Pour les prochaines élections européennes qui se dérouleront le 7 juin prochain est annoncé un taux d’abstention record, qui pourrait atteindre entre 60 et 65%, pire qu’en 2004 qui présentait déjà un record avec le taux de 57,5% d’abstention pour la France. L’Europe de l’Est n’est pas en reste avec un pronostic encore pire que celui de la France. Depuis 30 ans, les électeurs ont marqué un désintérêt croissant à l’égard du Parlement européen. Pourquoi et comment les intéresser à nouveau à l’Europe ?
1- Comme le dit Philip White, analyste au Centre pour les réformes européennes à Londres : « Beaucoup d’électeurs ne comprennent pas ce que fait le Parlement européen. Si ses pouvoirs ont été renforcés, ils portent surtout sur des problèmes relativement techniques – santé, télécoms – et non sur les impôts, le budget ou l’éducation qui importent beaucoup plus aux gens« . De plus, souligne-t-il, « aucun gouvernement n’est en jeu« . Et après l’avoir un temps envisagé, aucun parti n’a fait du choix du prochain président de la Commission européenne un véritable enjeu électoral.
2- Les gens ont l’impression que leur vote ne servira à rien.
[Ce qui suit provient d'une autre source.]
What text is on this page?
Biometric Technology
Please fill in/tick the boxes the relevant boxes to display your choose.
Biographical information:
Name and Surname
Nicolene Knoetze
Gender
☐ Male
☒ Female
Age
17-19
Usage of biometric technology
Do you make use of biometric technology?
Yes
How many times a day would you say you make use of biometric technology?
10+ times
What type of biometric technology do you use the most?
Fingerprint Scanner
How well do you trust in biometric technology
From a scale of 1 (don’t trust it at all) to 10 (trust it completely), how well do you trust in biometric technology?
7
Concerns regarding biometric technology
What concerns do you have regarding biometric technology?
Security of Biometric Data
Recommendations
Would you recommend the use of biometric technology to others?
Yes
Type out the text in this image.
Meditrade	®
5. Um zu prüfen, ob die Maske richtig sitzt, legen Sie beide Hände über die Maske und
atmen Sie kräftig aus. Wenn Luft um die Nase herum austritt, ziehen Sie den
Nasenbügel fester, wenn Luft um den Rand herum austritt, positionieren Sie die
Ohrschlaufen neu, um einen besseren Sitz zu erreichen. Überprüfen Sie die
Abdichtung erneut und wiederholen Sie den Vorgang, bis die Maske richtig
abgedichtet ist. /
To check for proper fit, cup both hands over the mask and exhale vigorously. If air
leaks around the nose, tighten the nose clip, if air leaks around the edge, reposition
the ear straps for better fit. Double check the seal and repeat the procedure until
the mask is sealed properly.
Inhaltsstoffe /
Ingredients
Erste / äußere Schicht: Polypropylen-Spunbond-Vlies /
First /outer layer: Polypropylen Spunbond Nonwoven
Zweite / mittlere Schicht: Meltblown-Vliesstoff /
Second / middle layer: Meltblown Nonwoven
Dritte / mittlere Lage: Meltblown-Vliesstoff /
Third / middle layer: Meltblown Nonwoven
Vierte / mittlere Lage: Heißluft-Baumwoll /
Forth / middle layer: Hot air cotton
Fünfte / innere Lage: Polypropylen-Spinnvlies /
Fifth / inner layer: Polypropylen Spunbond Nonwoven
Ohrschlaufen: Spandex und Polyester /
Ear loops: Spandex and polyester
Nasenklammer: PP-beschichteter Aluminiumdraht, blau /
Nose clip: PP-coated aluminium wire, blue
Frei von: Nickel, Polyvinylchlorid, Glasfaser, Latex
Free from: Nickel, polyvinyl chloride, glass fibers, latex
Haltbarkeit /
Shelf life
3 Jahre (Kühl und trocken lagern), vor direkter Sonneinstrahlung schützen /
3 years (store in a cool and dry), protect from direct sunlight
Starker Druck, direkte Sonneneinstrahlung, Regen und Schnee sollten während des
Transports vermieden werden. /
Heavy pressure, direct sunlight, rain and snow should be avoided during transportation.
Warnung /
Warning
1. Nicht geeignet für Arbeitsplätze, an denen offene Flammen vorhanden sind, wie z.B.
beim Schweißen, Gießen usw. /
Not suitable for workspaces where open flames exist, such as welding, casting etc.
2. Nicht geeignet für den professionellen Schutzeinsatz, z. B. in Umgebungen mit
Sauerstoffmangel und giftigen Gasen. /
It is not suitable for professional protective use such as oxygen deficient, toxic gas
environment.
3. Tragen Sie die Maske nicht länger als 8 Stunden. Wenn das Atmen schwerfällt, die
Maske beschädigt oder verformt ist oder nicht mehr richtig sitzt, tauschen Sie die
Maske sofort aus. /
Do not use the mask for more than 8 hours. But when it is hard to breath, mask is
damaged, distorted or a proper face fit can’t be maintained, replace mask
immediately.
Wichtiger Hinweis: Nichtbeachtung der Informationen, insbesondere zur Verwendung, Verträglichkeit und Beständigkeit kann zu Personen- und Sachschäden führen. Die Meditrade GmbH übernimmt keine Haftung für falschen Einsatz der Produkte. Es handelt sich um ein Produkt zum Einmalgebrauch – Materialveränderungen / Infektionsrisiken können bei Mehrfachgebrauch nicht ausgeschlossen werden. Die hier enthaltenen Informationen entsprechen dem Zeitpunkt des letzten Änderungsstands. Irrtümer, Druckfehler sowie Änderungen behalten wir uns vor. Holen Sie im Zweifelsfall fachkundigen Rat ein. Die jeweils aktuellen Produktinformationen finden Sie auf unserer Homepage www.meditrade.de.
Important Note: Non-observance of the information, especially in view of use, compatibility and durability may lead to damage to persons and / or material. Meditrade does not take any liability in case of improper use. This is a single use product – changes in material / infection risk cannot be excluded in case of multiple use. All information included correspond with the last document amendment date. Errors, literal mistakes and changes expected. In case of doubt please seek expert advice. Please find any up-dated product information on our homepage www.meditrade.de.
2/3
Au fond, que la majorité soit emportée par les conservateurs de droite ralliés au PPE ou par les socialistes et sociaux-démocrates du PSE, ils ont tous soutenus l’Europe libérale, la candidature de Barroso, et envisagent de le reconduire, ce qui est très étonnant vu son soutien constant à l’Europe libérale, le dogme de la concurrence sur les prix avant tout et sans tenir compte de la concurrence déloyale sociale et fiscale, souvent contre l’intérêt général et les services publics, son inaction pendant la crise, sa défense des intérêts de certains Etats plutôt que de l’intérêt général, son soutien à la guerre d’Irak en organisant la réunion aux Açores le 16 mars 2003 lorsqu’il était premier ministre du Portugal, à laquelle ont participé George W. Bush, Tony Blair et Maria Aznar. Rien n’a arrêté les délocalisations, au sein de l’UE et à l’extérieur, avec les pertes d’emplois qui s’ensuivent, la progression des inégalités, la spéculation financière sur le pétrole, les matières premières et même les denrées alimentaires et la guerre des prix dans un environnement mondialisé de libre échange et de concurrence acharnée, de plus en plus dérégulé, aggravant les souffrances des pays pauvres et des populations défavorisées, instaurant le règne du profit au bénéfice des puissances financières alors que les revenus et le pouvoir d’achat des classes moyennes a stagné. C’est bien cela que les gens ressentent et leur désespérance, au lieu de se traduire par une mobilisation, se manifeste par un boycott du vote. C’est aussi une façon de dire aux politiques « nous ne croyons plus en vous ».
C’est fort dommage, car cette réaction renforce l’abandon des décisions aux élites, souvent aux partis dominants, qui seront de toutes façons élues au Parlement. Elle délégitimise encore plus la représentation des citoyens au Parlement européen, alors même que cette institution bénéficie d’un scrutin particulièrement démocratique, entièrement à la proportionnelle, et d’un fonctionnement également très démocratique, avec délibérations, discussion entre les parlementaires des différents partis qui arrivent à s’entendre sur un consensus, mieux qu’au sein de notre Assemblée Nationale qui fait plus figure d’une chambre d’enregistrement des décisions gouvernementales.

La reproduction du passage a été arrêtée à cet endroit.